Penguasaan sebuah bahasa oleh seorang anak dimulai dengan perolehan bahasa pertama yang sering kali disebut bahasa ibu (B1). Pemerolehan bahasa merupakan sebuah proses yang sangat panjang sejak anak belum mengenal sebuah bahasa sampai fasih berbahasa. Setelah bahasa ibu diperoleh pada usia tertentu, anak akan mampu menguasai bahasa lain atau bahasa kedua (B2) yang dikenalnya sebagai pengetahuan yang baru.
Ada beberapa hipotesis tentang asal mula bahasa dihubungkan dengan pemerolehan bahasa pada anak. E. Cassier berpendapat bahwa pada dasarnya bahasa merupakan pengungkapan gagasan serta ekspresi perasaan atau emosinya. Ia berpendapat bahwa jeritan-jeritan yang keluar dari seorang anak (bayi) merupakan ungkapan emosionalnya. Sementara itu, bahasa anak yang merupakan ungkapan pikiran atau gagasan mengikuti perkembangan fisik dan pikiran sebagai wujud sosialisasinya dengan lingkungan. Secara alamiah anak akan mengenal bahasa sebagai cara berkomunikasi dengan orang di sekitarnya.
Pemerolehan bahasa adalah suatu proses yang diperlukan oleh anak-anak untuk menyesuaikan serangkaian hipotesis yang semakin bertambah dan masih terpendam atau tersembunyi yang mungkin sekali terjadi dengan ucapan-ucapan orang tuanya sampai ia memilih berdasarakan suatu ukuran atau takaran penilaian, tata bahasa yang baik, dan paling sederhana dari bahasa.
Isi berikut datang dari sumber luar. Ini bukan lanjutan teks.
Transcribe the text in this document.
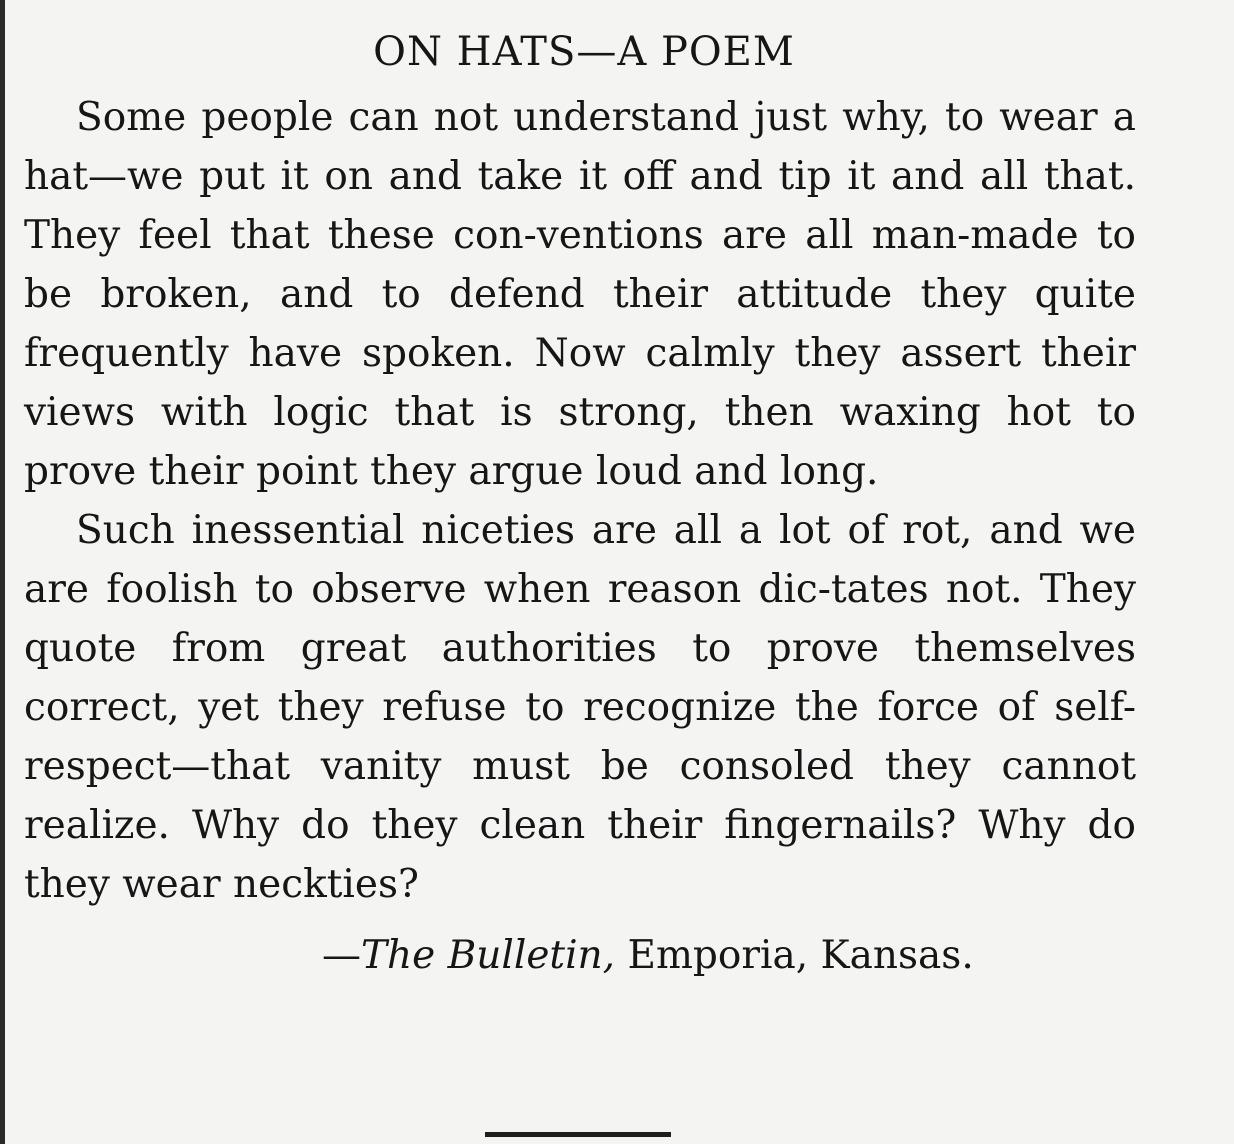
ON HATS—A POEM

Some people can not understand just why, to wear a hat—we put it on and take it off and tip it and all that. They feel that these con-ventions are all man-made to be broken, and to defend their attitude they quite frequently have spoken. Now calmly they assert their views with logic that is strong, then waxing hot to prove their point they argue loud and long.

Such inessential niceties are all a lot of rot, and we are foolish to observe when reason dic-tates not. They quote from great authorities to prove themselves correct, yet they refuse to recognize the force of self-respect—that vanity must be consoled they cannot realize. Why do they clean their fingernails? Why do they wear neckties?

—The Bulletin, Emporia, Kansas.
Ketika beumur satu tahun, seorang anak berusaha menirukan kata-kata dan mengucapkan suara-suara yang mereka dengar disekitar mereka. Sekitar umur 18 tahun, kata-kata itu berlipat ganda dan mulai muncul dalam kalimat dua atau tiga umumya disebut ujaran-ujaran “telegrafis (bergaya telegram)”.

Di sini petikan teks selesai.